Esta é uma situação que tem de ser avaliada e ter medidas compensatórias. Eu diria que a primeira medida seria arranjar uma forma de a estada média em Lisboa, e em Portugal de forma geral, aumentar, para que possamos, com o mesmo número de turistas, ter mais ocupação. A ATL tem de intervir nesse sentido criando incentivos ao prolongamento da estadia. Certamente que as companhias aéreas vão aumentar a capacidade dos seus aviões, já estão a fazê-lo. Lisboa é o hub da TAP, mas cerca de 30% das pessoas que passam por Lisboa não ficam na cidade. E dessas, metade vai para o Porto. A TAP tem de criar mais rotas entre o Porto e os principais mercados turísticos para a região norte.

Esperamos que os prazos que foram estabelecidos para a concretização da expansão do aeroporto do Montijo não sejam ultrapassados. Aquilo que se disse, que até ao final de setembro o estudo de impacto ambiental era conhecido, a verdade é que não se verificou. Estamos em novembro e ainda não conhecemos nada. A nossa preocupação é que o Governo não esteja a cumprir o calendário a que se propôs para termos a extensão do Aeroporto de Lisboa em 2020.
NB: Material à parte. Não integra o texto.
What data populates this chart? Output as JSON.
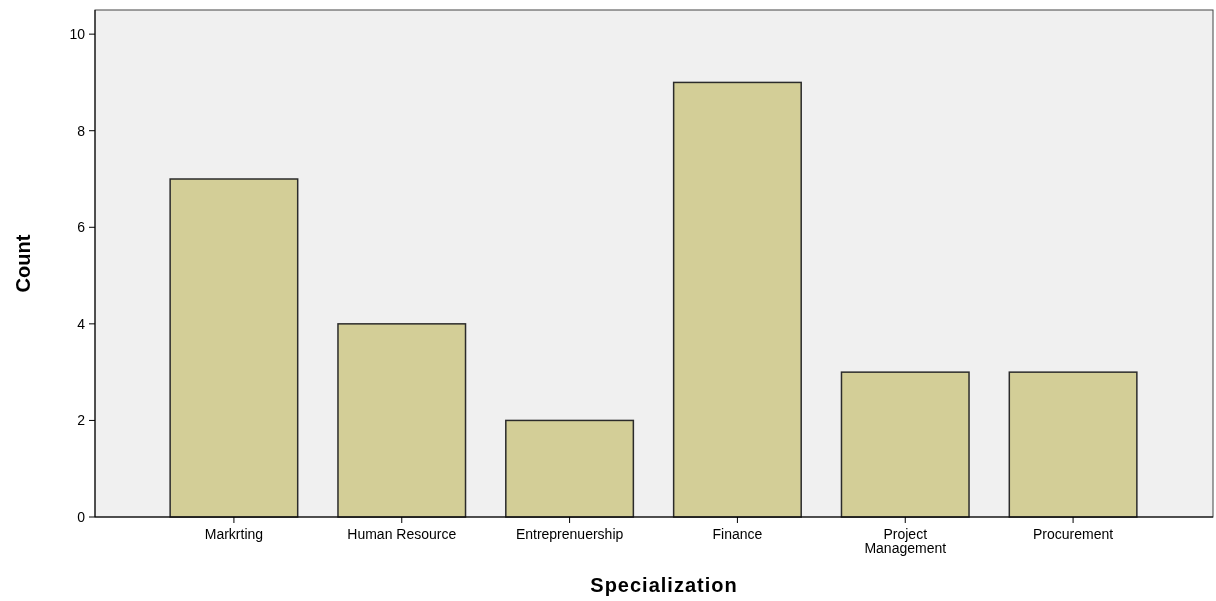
{
  "chart_data": {
    "type": "bar",
    "xlabel": "Specialization",
    "ylabel": "Count",
    "categories": [
      "Markrting",
      "Human Resource",
      "Entreprenuership",
      "Finance",
      "Project Management",
      "Procurement"
    ],
    "values": [
      7,
      4,
      2,
      9,
      3,
      3
    ],
    "color": "#d3ce97",
    "ylim": [
      0,
      10.5
    ],
    "yticks": [
      0,
      2,
      4,
      6,
      8,
      10
    ]
  }
}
Há ainda uma outra situação de fundo: a regulamentação dos empreendimentos turísticos está ultrapassada e é uma manta de retalhos. Hoje em dia, há edifícios que só são de alojamento local porque não se conseguem qualificar como empreendimentos turísticos. E são-no, na verdade. Há uma falta de adequação do RJET, que está obsoleto e desadequado.

 

*Esta Grande Entrevista foi publicada no Suplemento da Ambitur 305.